El segundo árbol resulta fatal. Me engancho los pies en las ramas y empiezo a dar vueltas alrededor de su cúspide como si me hubiera agarrado de los tirantes. No me da tiempo a sentir dolor ni miedo. Estoy colgado como una vieja figurilla en un árbol de Navidad. Esto me recuerda la sensación de humillación que viví hace veinte años, cuando el entrenador de judo me colgó del perchero por el cuello del quimono porque me sorprendió imitando cómo hacia las reverencias en el tatami delante de mis amigos: de manera que un cuarto de hora de perchero.

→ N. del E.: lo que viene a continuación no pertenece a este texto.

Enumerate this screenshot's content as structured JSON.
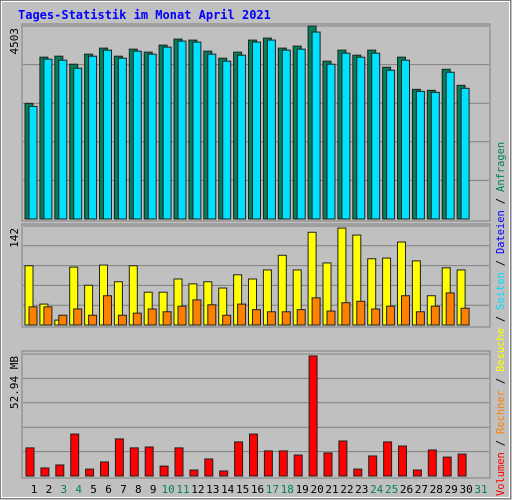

Me encuentro en medio del país de los muertos sin haber logrado aunque solo hubiera sido verte, y tengo un poco de ganas de vomitar, debido al vacío.

¡Aparece! En el cielo blanco con forma de estrella negra o justo aquí, en mi hombro, ¡Ven! Estoy cansado de que estés muerta, cansado de darme de golpes con el puto vacío, cansado…

Jack acude a descolgarme, exactamente igual que papá descuelga al viejo Papá Noel escuálido que domina en lo alto del abeto todos los años.

—Se ha agujereado tu sombra, ven a esconderte en la mía para el camino de vuelta —dice.

Dobla la rodilla izquierda, luego la derecha y se tumba de espaldas apoyado en los codos.

—Trepa a mi estómago y agárrate, pequeño koala, ¡regresamos a casa!

—Entonces, ya está, se acabó, ¿no encontraremos a mi madre?

—Son las cinco de la mañana, tenemos que regresar antes de que amanezca. Las puertas de las sombras se cierran al alba y no estoy seguro de poder abrirlas de nuevo antes de varios días.

—¿Y no podemos quedarnos varios días?

—¿Qué ibas a comer tú aquí? ¡Y tu padre se preguntaría dónde coño te has metido! Anda, vamos, volvemos a casa.

Me sujeto con firmeza a las costillas descarnadas de Jack. Visto de cerca, se parece a un órgano de iglesia. El corazón le late lentamente. Escucho su respiración, larga, como una ráfaga de tramontana, y eso me tranquiliza.

—¿No irás a vomitar, eh?

—No, no…

No estoy tan seguro, pero bueno, de momento aguanto. Esto de que un gigante te lleve sobre su estómago es tan movido como ir en un inmenso camello. Miro el cielo blanco y las estrellas negras desfilar a cámara rápida. Tengo la impresión de estar en
La guerra de las galaxias
cuando las naves pasan al hiperespacio.